Consumer holidays

As Valentine’s Day neared its end, I found myself with a bowl of popcorn and some zombie killing video games and came to an official conclusion: holidays suck.

While some holidays have deep-rooted origins and religious traditions, many have been created specifically to boost consumerism. Whatever the original intent, our money-hungry society has conformed each one into a commercial holiday.

Valentine’s Day, for example, makes a huge deal out of sharing love with significant others, but really it’s about sharing your money with them.

Sure, a nice homemade meal and some alone time with your sweetie can be romantic, but let’s face it, most people want material goods. Whether it is truffles or diamonds, they want to see that you care about them enough to spend money on them.

But this isn’t just about Valentine’s Day. The mass market has completely consumed every holiday of the year.

We barely made it through Valentine’s Day before stores started selling four-leaf clovers and “Kiss me, I’m Irish!” pins. And before you know it we’ll be seeing colorful eggs and stuffed bunnies that have somehow come to represent Easter.
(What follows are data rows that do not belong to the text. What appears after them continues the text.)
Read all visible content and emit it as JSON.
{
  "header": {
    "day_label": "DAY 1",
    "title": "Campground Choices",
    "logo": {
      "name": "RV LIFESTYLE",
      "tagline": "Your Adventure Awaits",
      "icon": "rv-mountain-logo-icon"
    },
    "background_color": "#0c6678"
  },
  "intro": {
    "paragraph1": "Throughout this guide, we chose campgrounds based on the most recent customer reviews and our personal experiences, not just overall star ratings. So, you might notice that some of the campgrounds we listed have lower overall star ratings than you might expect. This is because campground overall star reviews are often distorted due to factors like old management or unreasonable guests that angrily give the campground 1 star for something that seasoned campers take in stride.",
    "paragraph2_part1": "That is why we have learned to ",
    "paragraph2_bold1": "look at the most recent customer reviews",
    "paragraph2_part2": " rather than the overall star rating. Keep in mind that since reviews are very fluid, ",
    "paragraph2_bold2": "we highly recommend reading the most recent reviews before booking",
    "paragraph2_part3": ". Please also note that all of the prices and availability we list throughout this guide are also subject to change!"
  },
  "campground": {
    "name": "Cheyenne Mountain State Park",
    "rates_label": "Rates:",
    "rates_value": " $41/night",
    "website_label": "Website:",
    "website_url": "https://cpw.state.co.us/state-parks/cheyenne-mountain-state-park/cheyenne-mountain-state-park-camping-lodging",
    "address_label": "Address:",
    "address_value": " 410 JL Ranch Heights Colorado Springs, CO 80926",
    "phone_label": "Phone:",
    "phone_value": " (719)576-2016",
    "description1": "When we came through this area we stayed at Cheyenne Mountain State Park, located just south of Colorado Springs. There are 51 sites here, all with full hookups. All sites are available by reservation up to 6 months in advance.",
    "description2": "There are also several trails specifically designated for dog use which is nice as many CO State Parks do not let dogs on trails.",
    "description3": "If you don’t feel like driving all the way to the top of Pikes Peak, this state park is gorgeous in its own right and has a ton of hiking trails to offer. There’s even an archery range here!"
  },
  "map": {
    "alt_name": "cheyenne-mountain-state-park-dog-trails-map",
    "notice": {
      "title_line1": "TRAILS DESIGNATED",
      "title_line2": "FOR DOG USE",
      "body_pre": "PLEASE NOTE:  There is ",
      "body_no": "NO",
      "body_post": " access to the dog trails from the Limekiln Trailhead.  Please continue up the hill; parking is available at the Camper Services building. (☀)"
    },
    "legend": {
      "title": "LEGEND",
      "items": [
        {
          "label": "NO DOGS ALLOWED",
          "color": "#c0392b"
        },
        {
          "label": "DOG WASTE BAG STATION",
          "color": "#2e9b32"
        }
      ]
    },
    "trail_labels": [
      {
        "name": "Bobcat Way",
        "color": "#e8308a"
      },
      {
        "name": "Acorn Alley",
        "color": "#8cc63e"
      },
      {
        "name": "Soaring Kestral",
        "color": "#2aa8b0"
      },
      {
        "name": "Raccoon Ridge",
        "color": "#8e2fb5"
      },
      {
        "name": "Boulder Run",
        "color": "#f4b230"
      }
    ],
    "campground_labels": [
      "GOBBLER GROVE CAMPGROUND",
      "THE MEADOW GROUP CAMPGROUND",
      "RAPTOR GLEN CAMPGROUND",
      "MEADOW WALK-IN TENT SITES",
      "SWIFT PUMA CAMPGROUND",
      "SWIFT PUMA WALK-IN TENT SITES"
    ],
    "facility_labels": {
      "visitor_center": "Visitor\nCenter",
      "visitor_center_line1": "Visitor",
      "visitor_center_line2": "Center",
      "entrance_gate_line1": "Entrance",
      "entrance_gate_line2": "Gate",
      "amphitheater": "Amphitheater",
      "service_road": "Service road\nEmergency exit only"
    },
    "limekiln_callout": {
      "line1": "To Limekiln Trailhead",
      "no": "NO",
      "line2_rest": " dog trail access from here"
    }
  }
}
But the worst is Christmas. Here is a holiday supposedly based on the birth of Christ when there are significant doubts that he was even born in December. This holiday is not about Jesus. It is about gifts. It is about money and consumption, just like every other holiday.

While I am not denying the joys of opening presents or the delicious taste of chocolate, I can think of better ways to spend my money and my time.

So while the rest of you enjoy hunting for Easter eggs, I think I’ll just stick to hunting for zombies.